Jericho Mile is self-contained - it was actually shot at Folsom Prison - so archive isn’t a problem. And with the world record holder at the time the film was made (1978) being New Zealander, John Walker, the barrel-chested actor Peter Strauss didn’t look such an unlikely miler.
Since it was made for TV, the film suffered from a small budget, but it has a lot going for it - good acting, a serious script, with tremendous sub-plots (rival gangs in the gaol), as well as capturing the striving of the principal character, Murphy, to give a sense to his life through running to Olympic standard. At a deeper level, it’s a revenge drama, with overtones of Greek tragedy. As such, there is no cheap, ‘glorious’ ending, although it manages to be life-affirming.
The film is small in scope, but perfectly realises its ambitions.

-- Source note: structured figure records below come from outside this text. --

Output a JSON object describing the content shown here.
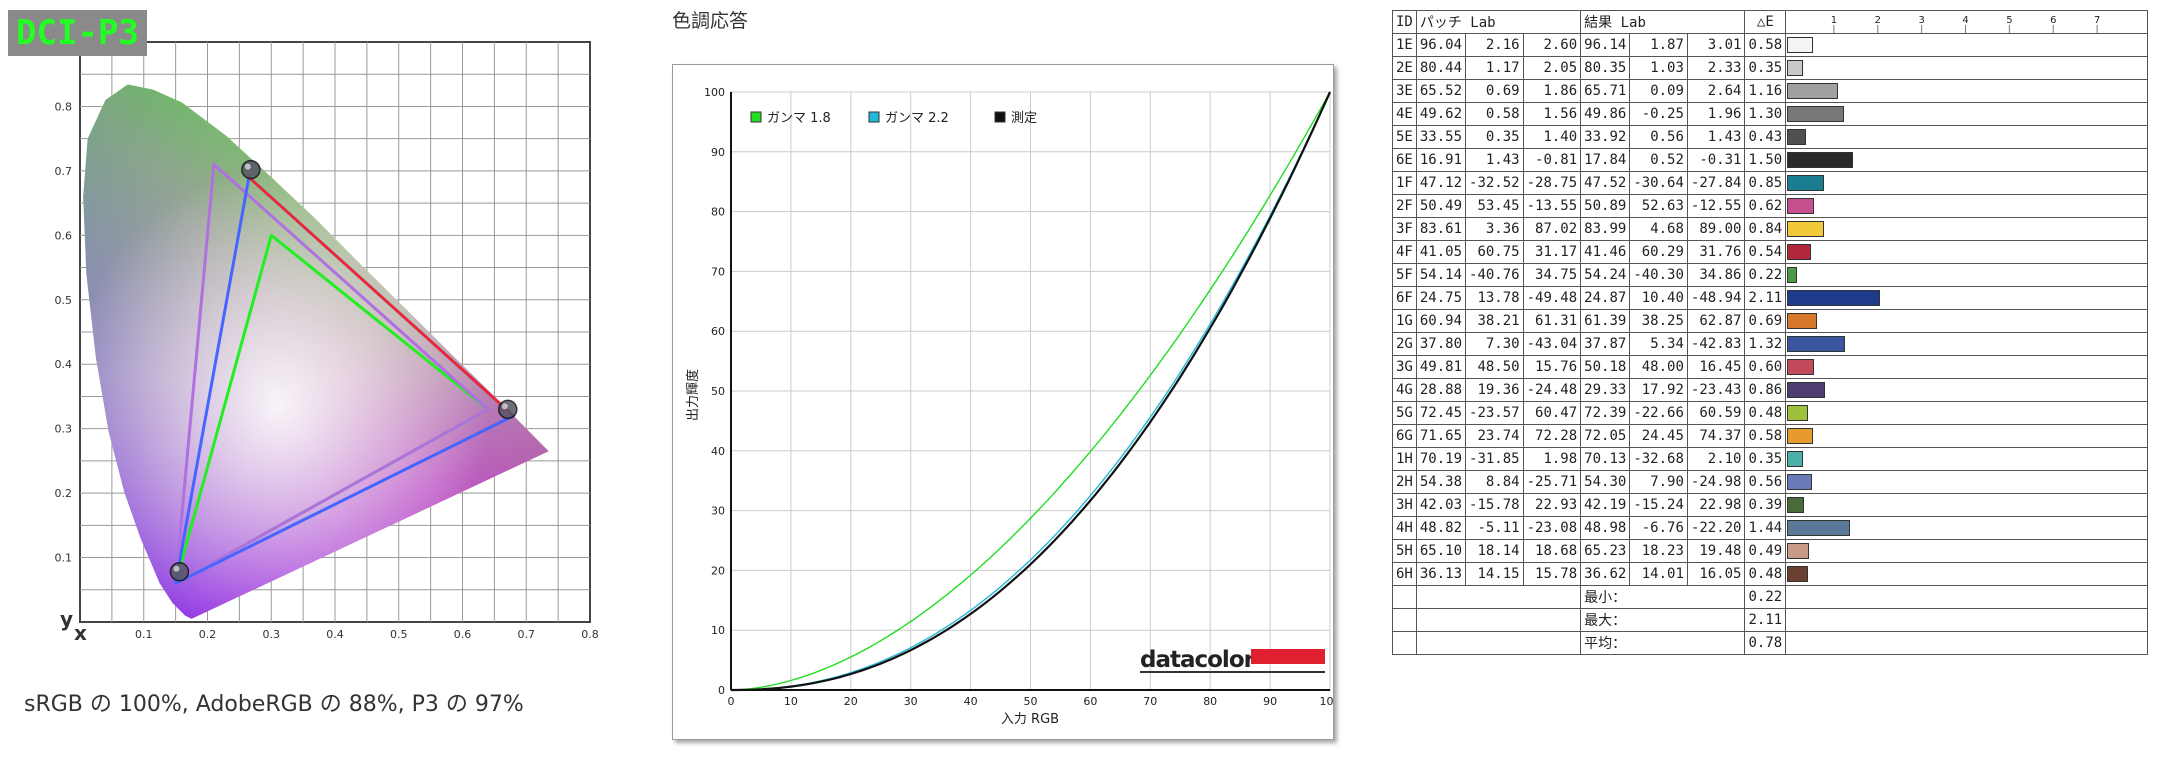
{
  "cie": {
    "badge": "DCI-P3",
    "caption": "sRGB の 100%, AdobeRGB の 88%, P3 の 97%",
    "axis_x": "x",
    "axis_y": "y",
    "x_ticks": [
      "0.1",
      "0.2",
      "0.3",
      "0.4",
      "0.5",
      "0.6",
      "0.7",
      "0.8"
    ],
    "y_ticks": [
      "0.1",
      "0.2",
      "0.3",
      "0.4",
      "0.5",
      "0.6",
      "0.7",
      "0.8"
    ]
  },
  "chart_data": [
    {
      "type": "scatter",
      "title": "DCI-P3",
      "xlabel": "x",
      "ylabel": "y",
      "xlim": [
        0,
        0.8
      ],
      "ylim": [
        0,
        0.9
      ],
      "grid": true,
      "triangles": [
        {
          "color": "#22ee22",
          "points": [
            [
              0.64,
              0.33
            ],
            [
              0.3,
              0.6
            ],
            [
              0.15,
              0.06
            ]
          ]
        },
        {
          "color": "#b070e0",
          "points": [
            [
              0.64,
              0.33
            ],
            [
              0.21,
              0.71
            ],
            [
              0.15,
              0.06
            ]
          ]
        },
        {
          "color": "#4466ff",
          "points": [
            [
              0.68,
              0.32
            ],
            [
              0.265,
              0.69
            ],
            [
              0.15,
              0.06
            ]
          ]
        },
        {
          "color": "#ff2020",
          "points": [
            [
              0.68,
              0.32
            ],
            [
              0.265,
              0.69
            ]
          ]
        }
      ],
      "primaries": [
        [
          0.268,
          0.702
        ],
        [
          0.671,
          0.33
        ],
        [
          0.156,
          0.078
        ]
      ]
    },
    {
      "type": "line",
      "title": "色調応答",
      "xlabel": "入力 RGB",
      "ylabel": "出力輝度",
      "xlim": [
        0,
        100
      ],
      "ylim": [
        0,
        100
      ],
      "x_ticks": [
        0,
        10,
        20,
        30,
        40,
        50,
        60,
        70,
        80,
        90,
        100
      ],
      "y_ticks": [
        0,
        10,
        20,
        30,
        40,
        50,
        60,
        70,
        80,
        90,
        100
      ],
      "grid": true,
      "legend": "top-left",
      "series": [
        {
          "name": "ガンマ 1.8",
          "color": "#22dd22",
          "gamma": 1.8
        },
        {
          "name": "ガンマ 2.2",
          "color": "#22b8d8",
          "gamma": 2.2
        },
        {
          "name": "測定",
          "color": "#111111",
          "gamma": 2.25
        }
      ],
      "logo": "datacolor"
    },
    {
      "type": "table",
      "headers": {
        "id": "ID",
        "patch": "パッチ Lab",
        "result": "結果 Lab",
        "de": "△E"
      },
      "scale": [
        "1",
        "2",
        "3",
        "4",
        "5",
        "6",
        "7"
      ],
      "rows": [
        {
          "id": "1E",
          "p": [
            "96.04",
            "2.16",
            "2.60"
          ],
          "r": [
            "96.14",
            "1.87",
            "3.01"
          ],
          "de": "0.58",
          "dev": 0.58,
          "color": "#f4f4f4"
        },
        {
          "id": "2E",
          "p": [
            "80.44",
            "1.17",
            "2.05"
          ],
          "r": [
            "80.35",
            "1.03",
            "2.33"
          ],
          "de": "0.35",
          "dev": 0.35,
          "color": "#c8c8c8"
        },
        {
          "id": "3E",
          "p": [
            "65.52",
            "0.69",
            "1.86"
          ],
          "r": [
            "65.71",
            "0.09",
            "2.64"
          ],
          "de": "1.16",
          "dev": 1.16,
          "color": "#a0a0a0"
        },
        {
          "id": "4E",
          "p": [
            "49.62",
            "0.58",
            "1.56"
          ],
          "r": [
            "49.86",
            "-0.25",
            "1.96"
          ],
          "de": "1.30",
          "dev": 1.3,
          "color": "#787878"
        },
        {
          "id": "5E",
          "p": [
            "33.55",
            "0.35",
            "1.40"
          ],
          "r": [
            "33.92",
            "0.56",
            "1.43"
          ],
          "de": "0.43",
          "dev": 0.43,
          "color": "#505050"
        },
        {
          "id": "6E",
          "p": [
            "16.91",
            "1.43",
            "-0.81"
          ],
          "r": [
            "17.84",
            "0.52",
            "-0.31"
          ],
          "de": "1.50",
          "dev": 1.5,
          "color": "#2a2a2a"
        },
        {
          "id": "1F",
          "p": [
            "47.12",
            "-32.52",
            "-28.75"
          ],
          "r": [
            "47.52",
            "-30.64",
            "-27.84"
          ],
          "de": "0.85",
          "dev": 0.85,
          "color": "#1a7d90"
        },
        {
          "id": "2F",
          "p": [
            "50.49",
            "53.45",
            "-13.55"
          ],
          "r": [
            "50.89",
            "52.63",
            "-12.55"
          ],
          "de": "0.62",
          "dev": 0.62,
          "color": "#c6508f"
        },
        {
          "id": "3F",
          "p": [
            "83.61",
            "3.36",
            "87.02"
          ],
          "r": [
            "83.99",
            "4.68",
            "89.00"
          ],
          "de": "0.84",
          "dev": 0.84,
          "color": "#f2c93a"
        },
        {
          "id": "4F",
          "p": [
            "41.05",
            "60.75",
            "31.17"
          ],
          "r": [
            "41.46",
            "60.29",
            "31.76"
          ],
          "de": "0.54",
          "dev": 0.54,
          "color": "#b0283a"
        },
        {
          "id": "5F",
          "p": [
            "54.14",
            "-40.76",
            "34.75"
          ],
          "r": [
            "54.24",
            "-40.30",
            "34.86"
          ],
          "de": "0.22",
          "dev": 0.22,
          "color": "#4a9a4a"
        },
        {
          "id": "6F",
          "p": [
            "24.75",
            "13.78",
            "-49.48"
          ],
          "r": [
            "24.87",
            "10.40",
            "-48.94"
          ],
          "de": "2.11",
          "dev": 2.11,
          "color": "#1e3a8a"
        },
        {
          "id": "1G",
          "p": [
            "60.94",
            "38.21",
            "61.31"
          ],
          "r": [
            "61.39",
            "38.25",
            "62.87"
          ],
          "de": "0.69",
          "dev": 0.69,
          "color": "#d6772a"
        },
        {
          "id": "2G",
          "p": [
            "37.80",
            "7.30",
            "-43.04"
          ],
          "r": [
            "37.87",
            "5.34",
            "-42.83"
          ],
          "de": "1.32",
          "dev": 1.32,
          "color": "#3a55a0"
        },
        {
          "id": "3G",
          "p": [
            "49.81",
            "48.50",
            "15.76"
          ],
          "r": [
            "50.18",
            "48.00",
            "16.45"
          ],
          "de": "0.60",
          "dev": 0.6,
          "color": "#c24a5a"
        },
        {
          "id": "4G",
          "p": [
            "28.88",
            "19.36",
            "-24.48"
          ],
          "r": [
            "29.33",
            "17.92",
            "-23.43"
          ],
          "de": "0.86",
          "dev": 0.86,
          "color": "#4e3e70"
        },
        {
          "id": "5G",
          "p": [
            "72.45",
            "-23.57",
            "60.47"
          ],
          "r": [
            "72.39",
            "-22.66",
            "60.59"
          ],
          "de": "0.48",
          "dev": 0.48,
          "color": "#9ec03a"
        },
        {
          "id": "6G",
          "p": [
            "71.65",
            "23.74",
            "72.28"
          ],
          "r": [
            "72.05",
            "24.45",
            "74.37"
          ],
          "de": "0.58",
          "dev": 0.58,
          "color": "#e89a2c"
        },
        {
          "id": "1H",
          "p": [
            "70.19",
            "-31.85",
            "1.98"
          ],
          "r": [
            "70.13",
            "-32.68",
            "2.10"
          ],
          "de": "0.35",
          "dev": 0.35,
          "color": "#4ab0a8"
        },
        {
          "id": "2H",
          "p": [
            "54.38",
            "8.84",
            "-25.71"
          ],
          "r": [
            "54.30",
            "7.90",
            "-24.98"
          ],
          "de": "0.56",
          "dev": 0.56,
          "color": "#6a7ab8"
        },
        {
          "id": "3H",
          "p": [
            "42.03",
            "-15.78",
            "22.93"
          ],
          "r": [
            "42.19",
            "-15.24",
            "22.98"
          ],
          "de": "0.39",
          "dev": 0.39,
          "color": "#4a6a3a"
        },
        {
          "id": "4H",
          "p": [
            "48.82",
            "-5.11",
            "-23.08"
          ],
          "r": [
            "48.98",
            "-6.76",
            "-22.20"
          ],
          "de": "1.44",
          "dev": 1.44,
          "color": "#5a7898"
        },
        {
          "id": "5H",
          "p": [
            "65.10",
            "18.14",
            "18.68"
          ],
          "r": [
            "65.23",
            "18.23",
            "19.48"
          ],
          "de": "0.49",
          "dev": 0.49,
          "color": "#c89a88"
        },
        {
          "id": "6H",
          "p": [
            "36.13",
            "14.15",
            "15.78"
          ],
          "r": [
            "36.62",
            "14.01",
            "16.05"
          ],
          "de": "0.48",
          "dev": 0.48,
          "color": "#6a4032"
        }
      ],
      "summary": [
        {
          "label": "最小：",
          "value": "0.22"
        },
        {
          "label": "最大：",
          "value": "2.11"
        },
        {
          "label": "平均：",
          "value": "0.78"
        }
      ]
    }
  ]
}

It‘s a reminder just how good films can be, in both form and content, when there is so much trash around. And I’ll bet the French like it, because, like cycling if there’s another thing they know about, it’s how to make movies.
June 15th, 2009 at 9:03 pm
Well, Pat, Steve Prefontaine was a runners’ runner - and their last trackman to make any real impact. For your info, on my recent trip to the Philippines, I was able to pick up a re-issue (made in the PROC) of the Nike ‘Pre’ model - designed to the great man’s own spec. A nice, comfortable shoe, no bells and whistles.
Keep ‘em coming…
Best,
Tim
June 16th, 2009 at 1:46 am
I agree with your sentiments on unathletic actors being passed off as elite runners. One perfect instance was a middle aged French actor Charlez Aznavour playing a lead role as an Olympic marathon medal favourite in Brit director Michael Winner’s awful film, The Games. It was released in 1970. Charles was seen stumping along while guys like Ron Clarke, Herb Elliott and others (perhaps Derek Clayton? - memory fails me) was made to jog along in arears. It was laughable.
June 16th, 2009 at 5:06 pm
Hats off regarding your analysis of the “Jericho Mile”, always has been my favorite running movie. In an era of athlete corporate sponsorship, shoe contracts, and the Visa Mile (don’t get me wrong, I’m happy to see these athletes make a few bucks for all their hard work)–the movie examines the basic need some have to exorcise demons, gain redemption through pushing physically and mentally to the edge, and to new heights.
Regards–Lickity Split
June 16th, 2009 at 6:55 pm
The seminal “running convict” story is Elmore Leonard’s “Forty Lashes Less One” (1972) - see my “Running in Literature” pp. 198-200.
Sorry to disagree with Pat’s (as always) illuminating blog, but the mix in both Prefontaine films of authentic footage of Viren, Gammoudi, & Co with staged sequences of actors pretending to be running at 65-sec 400 speed was ludicrous. No one could act Gammoudi’s crafty surge into the lead. Both films used authentic footage for the terrorist episode. Why didn’t they trust audiences to be equally sophisticated with the 5000, able to watch the actual race, great as it was, and then switch back to the actors for the post-race stuff?
But to repeat- thanks for the only running blog worth reading.